Select :: Expr (a -> b) -> QO (Set a) (Set b)
-- Well technically Select also works on Maybe, but we'll make a separate
-- query operation for Maybes.
Apply :: Expr (a -> b) -> QO (Maybe a) (Maybe b)
-- Lists contain their sorting function, so we cannot allow arbitrary
-- mapping on lists.
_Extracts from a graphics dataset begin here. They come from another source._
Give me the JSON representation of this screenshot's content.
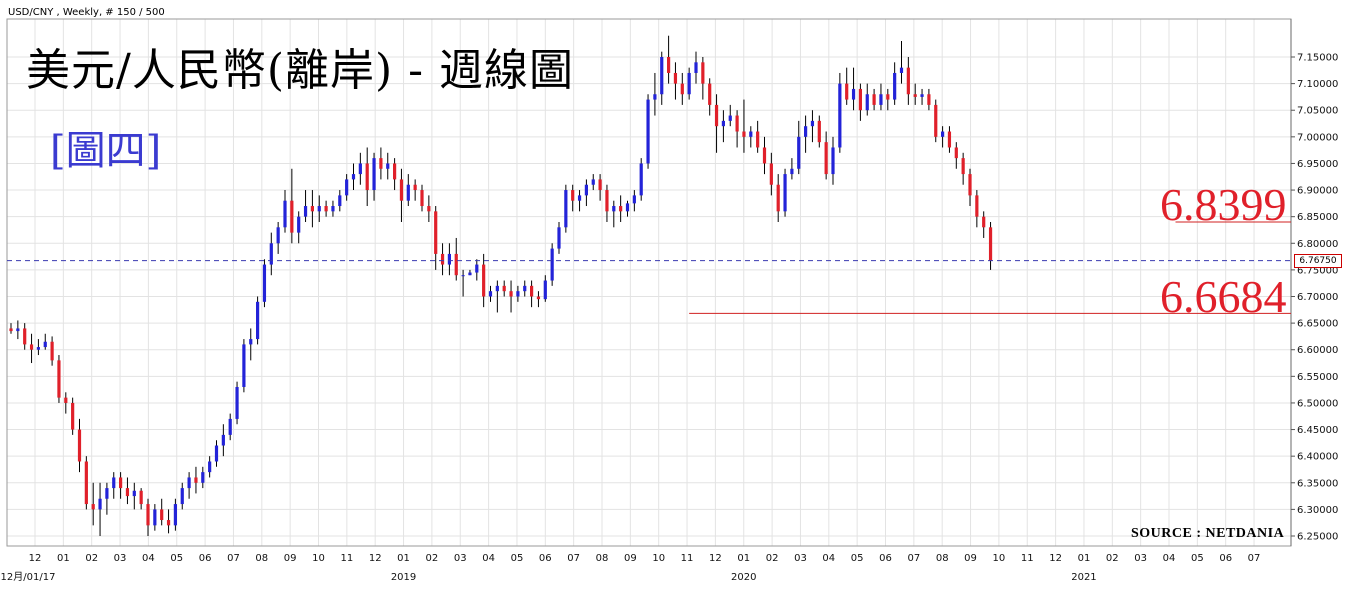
{
  "header": {
    "instrument_line": "USD/CNY  , Weekly, # 150 / 500"
  },
  "title": "美元/人民幣(離岸) - 週線圖",
  "subtitle": "[圖四]",
  "source": "SOURCE : NETDANIA",
  "current_price_tag": "6.76750",
  "levels": {
    "high_label": "6.8399",
    "low_label": "6.6684"
  },
  "colors": {
    "up": "#2323d8",
    "down": "#e0202a",
    "grid": "#e3e3e3",
    "level_line": "#d02020",
    "price_line": "#3a3ab0"
  },
  "chart_data": {
    "type": "candlestick",
    "ylim": [
      6.23,
      7.2
    ],
    "y_ticks": [
      "6.25000",
      "6.30000",
      "6.35000",
      "6.40000",
      "6.45000",
      "6.50000",
      "6.55000",
      "6.60000",
      "6.65000",
      "6.70000",
      "6.75000",
      "6.80000",
      "6.85000",
      "6.90000",
      "6.95000",
      "7.00000",
      "7.05000",
      "7.10000",
      "7.15000"
    ],
    "x_month_labels": [
      "12",
      "01",
      "02",
      "03",
      "04",
      "05",
      "06",
      "07",
      "08",
      "09",
      "10",
      "11",
      "12",
      "01",
      "02",
      "03",
      "04",
      "05",
      "06",
      "07",
      "08",
      "09",
      "10",
      "11",
      "12",
      "01",
      "02",
      "03",
      "04",
      "05",
      "06",
      "07",
      "08",
      "09",
      "10",
      "11",
      "12",
      "01",
      "02",
      "03",
      "04",
      "05",
      "06",
      "07"
    ],
    "x_year_labels": [
      {
        "label": "12月/01/17",
        "month_index": 0
      },
      {
        "label": "2019",
        "month_index": 13
      },
      {
        "label": "2020",
        "month_index": 25
      },
      {
        "label": "2021",
        "month_index": 37
      }
    ],
    "current_price": 6.7675,
    "support_resistance": [
      {
        "value": 6.8399,
        "from_week": 170
      },
      {
        "value": 6.6684,
        "from_week": 99
      }
    ],
    "candles_note": "weekly OHLC approximations from chart",
    "candles": [
      [
        6.64,
        6.65,
        6.63,
        6.635
      ],
      [
        6.635,
        6.655,
        6.62,
        6.64
      ],
      [
        6.64,
        6.65,
        6.6,
        6.61
      ],
      [
        6.61,
        6.63,
        6.575,
        6.6
      ],
      [
        6.6,
        6.62,
        6.59,
        6.605
      ],
      [
        6.605,
        6.63,
        6.6,
        6.615
      ],
      [
        6.615,
        6.625,
        6.57,
        6.58
      ],
      [
        6.58,
        6.59,
        6.5,
        6.51
      ],
      [
        6.51,
        6.52,
        6.48,
        6.5
      ],
      [
        6.5,
        6.51,
        6.44,
        6.45
      ],
      [
        6.45,
        6.47,
        6.37,
        6.39
      ],
      [
        6.39,
        6.4,
        6.3,
        6.31
      ],
      [
        6.31,
        6.35,
        6.27,
        6.3
      ],
      [
        6.3,
        6.35,
        6.25,
        6.32
      ],
      [
        6.32,
        6.35,
        6.29,
        6.34
      ],
      [
        6.34,
        6.37,
        6.32,
        6.36
      ],
      [
        6.36,
        6.37,
        6.32,
        6.34
      ],
      [
        6.34,
        6.36,
        6.31,
        6.325
      ],
      [
        6.325,
        6.35,
        6.3,
        6.335
      ],
      [
        6.335,
        6.34,
        6.3,
        6.31
      ],
      [
        6.31,
        6.32,
        6.25,
        6.27
      ],
      [
        6.27,
        6.31,
        6.26,
        6.3
      ],
      [
        6.3,
        6.32,
        6.27,
        6.28
      ],
      [
        6.28,
        6.3,
        6.255,
        6.27
      ],
      [
        6.27,
        6.32,
        6.26,
        6.31
      ],
      [
        6.31,
        6.35,
        6.3,
        6.34
      ],
      [
        6.34,
        6.37,
        6.32,
        6.36
      ],
      [
        6.36,
        6.38,
        6.33,
        6.35
      ],
      [
        6.35,
        6.38,
        6.34,
        6.37
      ],
      [
        6.37,
        6.4,
        6.36,
        6.39
      ],
      [
        6.39,
        6.43,
        6.38,
        6.42
      ],
      [
        6.42,
        6.46,
        6.4,
        6.44
      ],
      [
        6.44,
        6.48,
        6.43,
        6.47
      ],
      [
        6.47,
        6.54,
        6.46,
        6.53
      ],
      [
        6.53,
        6.62,
        6.52,
        6.61
      ],
      [
        6.61,
        6.64,
        6.58,
        6.62
      ],
      [
        6.62,
        6.7,
        6.61,
        6.69
      ],
      [
        6.69,
        6.77,
        6.68,
        6.76
      ],
      [
        6.76,
        6.82,
        6.74,
        6.8
      ],
      [
        6.8,
        6.84,
        6.78,
        6.83
      ],
      [
        6.83,
        6.9,
        6.82,
        6.88
      ],
      [
        6.88,
        6.94,
        6.8,
        6.82
      ],
      [
        6.82,
        6.86,
        6.8,
        6.85
      ],
      [
        6.85,
        6.9,
        6.84,
        6.87
      ],
      [
        6.87,
        6.9,
        6.83,
        6.86
      ],
      [
        6.86,
        6.89,
        6.84,
        6.87
      ],
      [
        6.87,
        6.88,
        6.85,
        6.86
      ],
      [
        6.86,
        6.88,
        6.85,
        6.87
      ],
      [
        6.87,
        6.9,
        6.86,
        6.89
      ],
      [
        6.89,
        6.93,
        6.88,
        6.92
      ],
      [
        6.92,
        6.95,
        6.9,
        6.93
      ],
      [
        6.93,
        6.97,
        6.91,
        6.95
      ],
      [
        6.95,
        6.98,
        6.87,
        6.9
      ],
      [
        6.9,
        6.97,
        6.88,
        6.96
      ],
      [
        6.96,
        6.98,
        6.92,
        6.94
      ],
      [
        6.94,
        6.97,
        6.92,
        6.95
      ],
      [
        6.95,
        6.96,
        6.9,
        6.92
      ],
      [
        6.92,
        6.94,
        6.84,
        6.88
      ],
      [
        6.88,
        6.93,
        6.87,
        6.91
      ],
      [
        6.91,
        6.92,
        6.88,
        6.9
      ],
      [
        6.9,
        6.91,
        6.86,
        6.87
      ],
      [
        6.87,
        6.89,
        6.84,
        6.86
      ],
      [
        6.86,
        6.87,
        6.75,
        6.78
      ],
      [
        6.78,
        6.8,
        6.74,
        6.76
      ],
      [
        6.76,
        6.8,
        6.74,
        6.78
      ],
      [
        6.78,
        6.81,
        6.73,
        6.74
      ],
      [
        6.74,
        6.75,
        6.7,
        6.74
      ],
      [
        6.74,
        6.75,
        6.74,
        6.745
      ],
      [
        6.745,
        6.77,
        6.73,
        6.76
      ],
      [
        6.76,
        6.78,
        6.68,
        6.7
      ],
      [
        6.7,
        6.72,
        6.69,
        6.71
      ],
      [
        6.71,
        6.73,
        6.67,
        6.72
      ],
      [
        6.72,
        6.73,
        6.7,
        6.71
      ],
      [
        6.71,
        6.73,
        6.67,
        6.7
      ],
      [
        6.7,
        6.72,
        6.69,
        6.71
      ],
      [
        6.71,
        6.73,
        6.7,
        6.72
      ],
      [
        6.72,
        6.73,
        6.68,
        6.7
      ],
      [
        6.7,
        6.71,
        6.68,
        6.695
      ],
      [
        6.695,
        6.74,
        6.69,
        6.73
      ],
      [
        6.73,
        6.8,
        6.72,
        6.79
      ],
      [
        6.79,
        6.84,
        6.78,
        6.83
      ],
      [
        6.83,
        6.91,
        6.82,
        6.9
      ],
      [
        6.9,
        6.91,
        6.86,
        6.88
      ],
      [
        6.88,
        6.9,
        6.86,
        6.89
      ],
      [
        6.89,
        6.92,
        6.87,
        6.91
      ],
      [
        6.91,
        6.93,
        6.9,
        6.92
      ],
      [
        6.92,
        6.93,
        6.88,
        6.9
      ],
      [
        6.9,
        6.91,
        6.84,
        6.86
      ],
      [
        6.86,
        6.88,
        6.83,
        6.87
      ],
      [
        6.87,
        6.89,
        6.84,
        6.86
      ],
      [
        6.86,
        6.88,
        6.85,
        6.875
      ],
      [
        6.875,
        6.9,
        6.86,
        6.89
      ],
      [
        6.89,
        6.96,
        6.88,
        6.95
      ],
      [
        6.95,
        7.08,
        6.94,
        7.07
      ],
      [
        7.07,
        7.12,
        7.04,
        7.08
      ],
      [
        7.08,
        7.16,
        7.06,
        7.15
      ],
      [
        7.15,
        7.19,
        7.1,
        7.12
      ],
      [
        7.12,
        7.14,
        7.07,
        7.1
      ],
      [
        7.1,
        7.12,
        7.06,
        7.08
      ],
      [
        7.08,
        7.13,
        7.07,
        7.12
      ],
      [
        7.12,
        7.16,
        7.1,
        7.14
      ],
      [
        7.14,
        7.15,
        7.07,
        7.1
      ],
      [
        7.1,
        7.11,
        7.04,
        7.06
      ],
      [
        7.06,
        7.08,
        6.97,
        7.02
      ],
      [
        7.02,
        7.05,
        6.99,
        7.03
      ],
      [
        7.03,
        7.06,
        7.02,
        7.04
      ],
      [
        7.04,
        7.05,
        6.98,
        7.01
      ],
      [
        7.01,
        7.07,
        6.97,
        7.0
      ],
      [
        7.0,
        7.02,
        6.98,
        7.01
      ],
      [
        7.01,
        7.03,
        6.97,
        6.98
      ],
      [
        6.98,
        7.0,
        6.93,
        6.95
      ],
      [
        6.95,
        6.97,
        6.89,
        6.91
      ],
      [
        6.91,
        6.93,
        6.84,
        6.86
      ],
      [
        6.86,
        6.94,
        6.85,
        6.93
      ],
      [
        6.93,
        6.96,
        6.92,
        6.94
      ],
      [
        6.94,
        7.03,
        6.93,
        7.0
      ],
      [
        7.0,
        7.04,
        6.97,
        7.02
      ],
      [
        7.02,
        7.05,
        6.99,
        7.03
      ],
      [
        7.03,
        7.04,
        6.98,
        6.99
      ],
      [
        6.99,
        7.01,
        6.92,
        6.93
      ],
      [
        6.93,
        7.0,
        6.91,
        6.98
      ],
      [
        6.98,
        7.12,
        6.97,
        7.1
      ],
      [
        7.1,
        7.13,
        7.06,
        7.07
      ],
      [
        7.07,
        7.13,
        7.05,
        7.09
      ],
      [
        7.09,
        7.1,
        7.03,
        7.05
      ],
      [
        7.05,
        7.1,
        7.04,
        7.08
      ],
      [
        7.08,
        7.09,
        7.05,
        7.06
      ],
      [
        7.06,
        7.1,
        7.05,
        7.08
      ],
      [
        7.08,
        7.09,
        7.05,
        7.07
      ],
      [
        7.07,
        7.14,
        7.06,
        7.12
      ],
      [
        7.12,
        7.18,
        7.1,
        7.13
      ],
      [
        7.13,
        7.15,
        7.06,
        7.08
      ],
      [
        7.08,
        7.1,
        7.06,
        7.075
      ],
      [
        7.075,
        7.09,
        7.06,
        7.08
      ],
      [
        7.08,
        7.09,
        7.05,
        7.06
      ],
      [
        7.06,
        7.07,
        6.99,
        7.0
      ],
      [
        7.0,
        7.02,
        6.98,
        7.01
      ],
      [
        7.01,
        7.02,
        6.97,
        6.98
      ],
      [
        6.98,
        6.99,
        6.94,
        6.96
      ],
      [
        6.96,
        6.97,
        6.91,
        6.93
      ],
      [
        6.93,
        6.94,
        6.87,
        6.89
      ],
      [
        6.89,
        6.9,
        6.83,
        6.85
      ],
      [
        6.85,
        6.86,
        6.81,
        6.83
      ],
      [
        6.83,
        6.84,
        6.75,
        6.7675
      ]
    ]
  }
}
We can, however, support monotonic mappings.
SelectMonotonic :: Expr (a -> b) -> QO (seq a) (seq b)
-- Mappings which scramble the order are also allowed, as long as we
-- have a way to recover the order. i.e. 'a -> c' has to be monotonic,
-- even though 'a -> b' and 'b -> c' do not.
SelectReversible :: Expr (a -> b) -> Expr (b -> c) -> QO (seq a) (seq b)
A few more data structures and we will have all the pieces necessary for an application developer to define a cache schema.
data Table t = Table String
-- A Query is a sequence of query operations that begins with a table
data Query output where
From :: Table t -> Query (Set t)
Compose :: Query input -> QO input output -> Query output
-- convenience constructor
(+>) = Compose
data CacheKeyDefinition = CacheKeyDefinition {
keyTemplate :: String, -- e.g. "taskIds.{userId}"
query :: Query -- e.g. from tasks where task.userId = userId select task.id
}
Putting it all together, we can showcase the cache schema for a simple task management website.
type TaskId = String
type UserId = String
data Task = {
taskId :: TaskId,
ownerId :: UserId,
title :: String,
completed :: Boolean,
dueDate :: Integer }
deriving (Eq, Ord, Read, Show)
taskTable = Table "tasks" :: Table Task
schema = do
-- The task objects.
-- type: String
-- expected redis commands on insert:
-- SET
"task.{taskId}" $= \tid ->
From taskTable +>
Where (\t -> taskId t == tid) +>
The +>
Apply show
-- For each user, the ids of her most urgent tasks.
-- type: Sorted Set, where the keys are the dueDate and the values are the taskIds.
-- expected redis commands on insert:
-- ZADD
-- ZREMRANGEBYRANK
"activeTaskIds.{userId}" $= \uid ->
From taskTable +>
Where (\t -> ownerId t == uid && not (completed t)) +>
SortBy dueDate +>
Limit 100 +>
SelectReversible (\t -> (dueDate t, taskId t)) fst
-- The number of tasks a user has successfully completed.
-- type: integer
-- expected redis commands on insert:
-- INCR
"numCompleted.{userId}" $= \uid ->
From taskTable +>
Where (\t -> ownerId t == uid && completed t) +>
Count
It’s important to keep in mind that although I have made the above code look
like haskell, no library in haskell could actually use the above code. The variables
occuring after the $=
sign are logic variables, not function parameters. An
EDSL could get close to something like the above, but the normal types for
==
and &&
are unusable, and the lambdas inside the Where
clauses
would need to be reified anyway.
Still to come: deletes, updates, uniqueness constraints (maybe?), and psuedo-code for the generation of redis commands.